Lately, I’ve been exploring artificial intelligence used to create music, separate instrumentals from songs, among other things. Because of that, I became interested in training my own AI, where the main idea is for it to receive an audio input (preferably vocals only) and transform the input voice into a fixed target voice.
I work in data science, but my focus has been mostly on natural language models, so I wanted to see if there’s anyone willing to give me some tips about the audio field, haha
What are the most commonly used models in this area?
When training the model, would it be ideal to generate a dataset with the target voice in various scenarios, or could I limit it to just a “spoken” dataset, for example?
If it’s text to voice, I think RVC2 is the most major one.
There are all sorts of resources on external sites.
I’m not too familiar with voice changer systems, but I think it’s in the collection. What’s the name of the model…?
Well, if you find a space with a similar purpose and look in requirements.txt, you should be able to find it.

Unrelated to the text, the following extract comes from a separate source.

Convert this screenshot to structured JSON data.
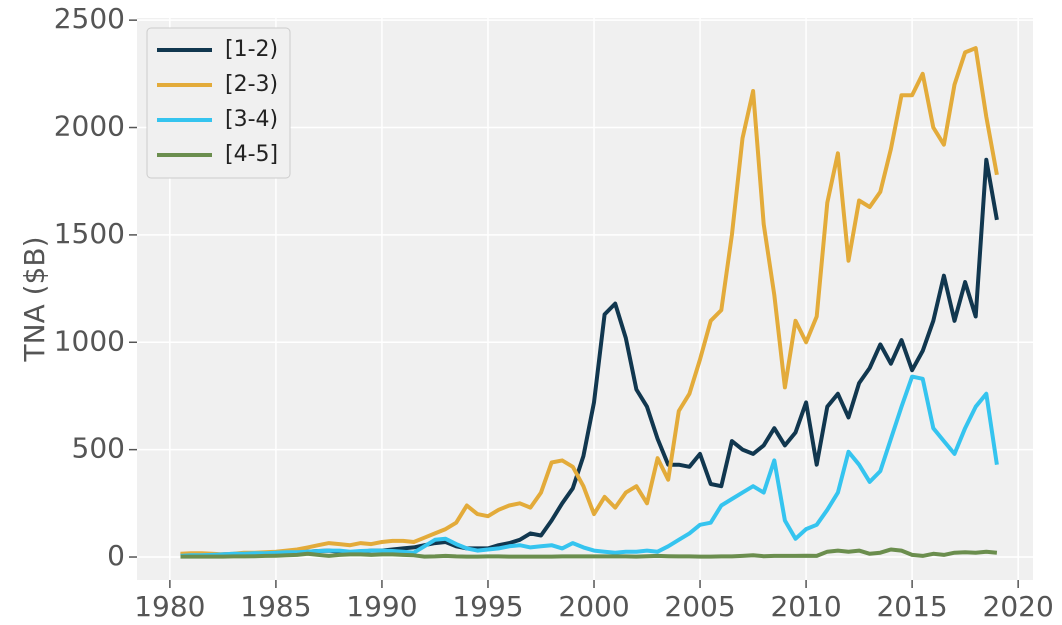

But be aware that many of the voice-related libraries are from the last year. Build errors tend to occur quite often.
So, I’m not very familiar with voice-changing systems either. What I’m testing are online software tools, like Suno and Moises. From using them, I became interested in practicing some finetuning in this area.
And thank you very much for your response, @John6666
Now with all these places for me to check out, I’ll probably be able to explore a lot o/
I really appreciate it, this will definitely help!
And that guy, Suno, is out of this world. But getting something 30% close to that is already excellent.